Phase 1: Stabilize background processing and remove duplicate work

  1. Atomic job claim + single-runner guard.
  2. Parallelize get_workspace_projection().
  3. Parallelize get_note_audit_trail() and replace list_sources_by_ids() N+1.
  4. Remove duplicate audit-trail fetches between ResearchMode and ResearchInspector.
  5. Reduce full projection refetches from research events.

Expected impact:

  • Better correctness.
  • Faster workspace and inspector loads.
  • Less UI thrash during background processing.

Phase 2: Reduce SQLite overhead and write amplification

  1. Introduce persistent SQLite connections.
  2. Batch note saves after link inference.
  3. Avoid rewriting unchanged inferred links/notes.
  4. Add missing indexes and normalize due-job timestamp storage.

Expected impact:

  • Lower latency under repeated research activity.
  • Better scalability as workspaces grow.

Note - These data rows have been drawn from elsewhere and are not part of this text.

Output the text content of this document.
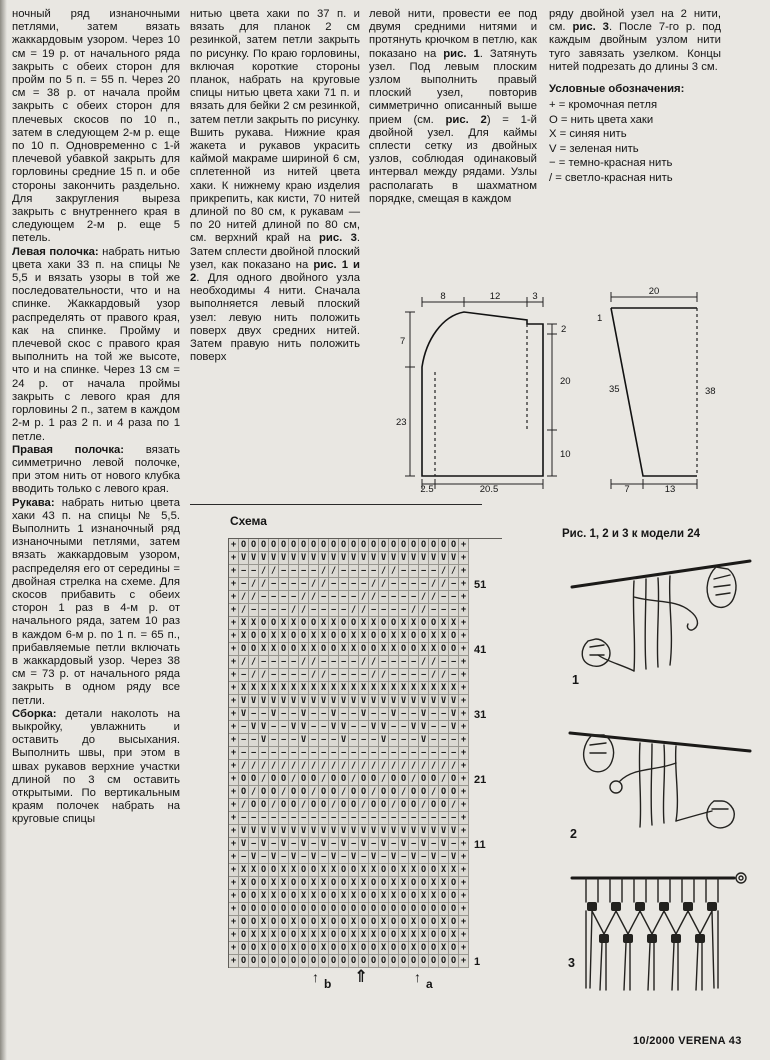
ночный ряд изнаночными петлями, затем вязать жаккардовым узором. Через 10 см = 19 р. от начального ряда закрыть с обеих сторон для пройм по 5 п. = 55 п. Через 20 см = 38 р. от начала пройм закрыть с обеих сторон для плечевых скосов по 10 п., затем в следующем 2-м р. еще по 10 п. Одновременно с 1-й плечевой убавкой закрыть для горловины средние 15 п. и обе стороны закончить раздельно. Для закругления выреза закрыть с внутреннего края в следующем 2-м р. еще 5 петель.

Левая полочка: набрать нитью цвета хаки 33 п. на спицы № 5,5 и вязать узоры в той же последовательности, что и на спинке. Жаккардовый узор распределять от правого края, как на спинке. Пройму и плечевой скос с правого края выполнить на той же высоте, что и на спинке. Через 13 см = 24 р. от начала проймы закрыть с левого края для горловины 2 п., затем в каждом 2-м р. 1 раз 2 п. и 4 раза по 1 петле.

Правая полочка: вязать симметрично левой полочке, при этом нить от нового клубка вводить только с левого края.

Рукава: набрать нитью цвета хаки 43 п. на спицы № 5,5. Выполнить 1 изнаночный ряд изнаночными петлями, затем вязать жаккардовым узором, распределяя его от середины = двойная стрелка на схеме. Для скосов прибавить с обеих сторон 1 раз в 4-м р. от начального ряда, затем 10 раз в каждом 6-м р. по 1 п. = 65 п., прибавляемые петли включать в жаккардовый узор. Через 38 см = 73 р. от начального ряда закрыть в одном ряду все петли.

Сборка: детали наколоть на выкройку, увлажнить и оставить до высыхания. Выполнить швы, при этом в швах рукавов верхние участки длиной по 3 см оставить открытыми. По вертикальным краям полочек набрать на круговые спицы

нитью цвета хаки по 37 п. и вязать для планок 2 см резинкой, затем петли закрыть по рисунку. По краю горловины, включая короткие стороны планок, набрать на круговые спицы нитью цвета хаки 71 п. и вязать для бейки 2 см резинкой, затем петли закрыть по рисунку. Вшить рукава. Нижние края жакета и рукавов украсить каймой макраме шириной 6 см, сплетенной из нитей цвета хаки. К нижнему краю изделия прикрепить, как кисти, 70 нитей длиной по 80 см, к рукавам — по 20 нитей длиной по 80 см, см. верхний край на рис. 3. Затем сплести двойной плоский узел, как показано на рис. 1 и 2. Для одного двойного узла необходимы 4 нити. Сначала выполняется левый плоский узел: левую нить положить поверх двух средних нитей. Затем правую нить положить поверх

левой нити, провести ее под двумя средними нитями и протянуть крючком в петлю, как показано на рис. 1. Затянуть узел. Под левым плоским узлом выполнить правый плоский узел, повторив симметрично описанный выше прием (см. рис. 2) = 1-й двойной узел. Для каймы сплести сетку из двойных узлов, соблюдая одинаковый интервал между рядами. Узлы располагать в шахматном порядке, смещая в каждом

ряду двойной узел на 2 нити, см. рис. 3. После 7-го р. под каждым двойным узлом нити туго завязать узелком. Концы нитей подрезать до длины 3 см.

Условные обозначения:
+ = кромочная петля
O = нить цвета хаки
X = синяя нить
V = зеленая нить
− = темно-красная нить
/ = светло-красная нить
8	12	3
2
20
10
7
23
2.5	20.5
20
1
35	38
7	13
Схема
+ O O O O O O O O O O O O O O O O O O O O O O +
+ V V V V V V V V V V V V V V V V V V V V V V +
+ − − / / − − − − / / − − − − / / − − − − / / +
+ − / / − − − − / / − − − − / / − − − − / / − + 51
+ / / − − − − / / − − − − / / − − − − / / − − +
+ / − − − − / / − − − − / / − − − − / / − − − +
+ X X O O X X O O X X O O X X O O X X O O X X +
+ X O O X X O O X X O O X X O O X X O O X X O +
+ O O X X O O X X O O X X O O X X O O X X O O + 41
+ / / − − − − / / − − − − / / − − − − / / − − +
+ − / / − − − − / / − − − − / / − − − − / / − +
+ X X X X X X X X X X X X X X X X X X X X X X +
+ V V V V V V V V V V V V V V V V V V V V V V +
+ V − − V − − V − − V − − V − − V − − V − − V + 31
+ − V V − − V V − − V V − − V V − − V V − − V +
+ − − V − − − V − − − V − − − V − − − V − − − +
+ − − − − − − − − − − − − − − − − − − − − − − +
+ / / / / / / / / / / / / / / / / / / / / / / +
+ O O / O O / O O / O O / O O / O O / O O / O + 21
+ O / O O / O O / O O / O O / O O / O O / O O +
+ / O O / O O / O O / O O / O O / O O / O O / +
+ − − − − − − − − − − − − − − − − − − − − − − +
+ V V V V V V V V V V V V V V V V V V V V V V +
+ V − V − V − V − V − V − V − V − V − V − V − + 11
+ − V − V − V − V − V − V − V − V − V − V − V +
+ X X O O X X O O X X O O X X O O X X O O X X +
+ X O O X X O O X X O O X X O O X X O O X X O +
+ O O X X O O X X O O X X O O X X O O X X O O +
+ O O O O O O O O O O O O O O O O O O O O O O +
+ O O X O O X O O X O O X O O X O O X O O X O +
+ O X X X O O X X X O O X X X O O X X X O O X +
+ O O X O O X O O X O O X O O X O O X O O X O +
+ O O O O O O O O O O O O O O O O O O O O O O + 1
↑ b ⇑	↑ a
Рис. 1, 2 и 3 к модели 24
1
2
3
10/2000 VERENA 43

Phase 3: Bundle and rendering cleanup

  1. Analyze the main chunk.
  2. Split heavy dependencies intentionally.
  3. Memoize only proven hot components.
  4. Consider virtualization only if measured note counts require it.

Expected impact:

  • Faster startup.
  • Less JS to parse on initial load.

Verification Plan

Add measurement before and after each phase.

Backend:

  • Log timing for get_workspace_projection, get_note_audit_trail, process_due_jobs, and link inference.
  • Log claimed job IDs so duplicate processing is visible immediately.
  • Use EXPLAIN QUERY PLAN for audit-event and source-dedup queries after schema changes.

Frontend:

  • Count getWorkspaceProjection and getNoteAuditTrail invocations during a single note capture flow.
  • Use React Profiler on research views before adding memoization.
  • Keep bundle-size snapshots from npm run build.

Success targets:

  • One audit-trail request per note selection.
  • No duplicate job processing.
  • Meaningfully fewer projection refetches during enrichment/linking.
  • Smaller main bundle than the current 825.72 kB.

Short Version

If only a few changes get done, do these first:

  1. Make job claiming atomic and prevent overlapping processors.
  2. Parallelize projection and audit-trail reads.
  3. Stop full projection refetches and duplicate audit-trail fetches in the research UI.
  4. Batch note writes after link inference.
  5. Reuse SQLite connections before considering a driver migration.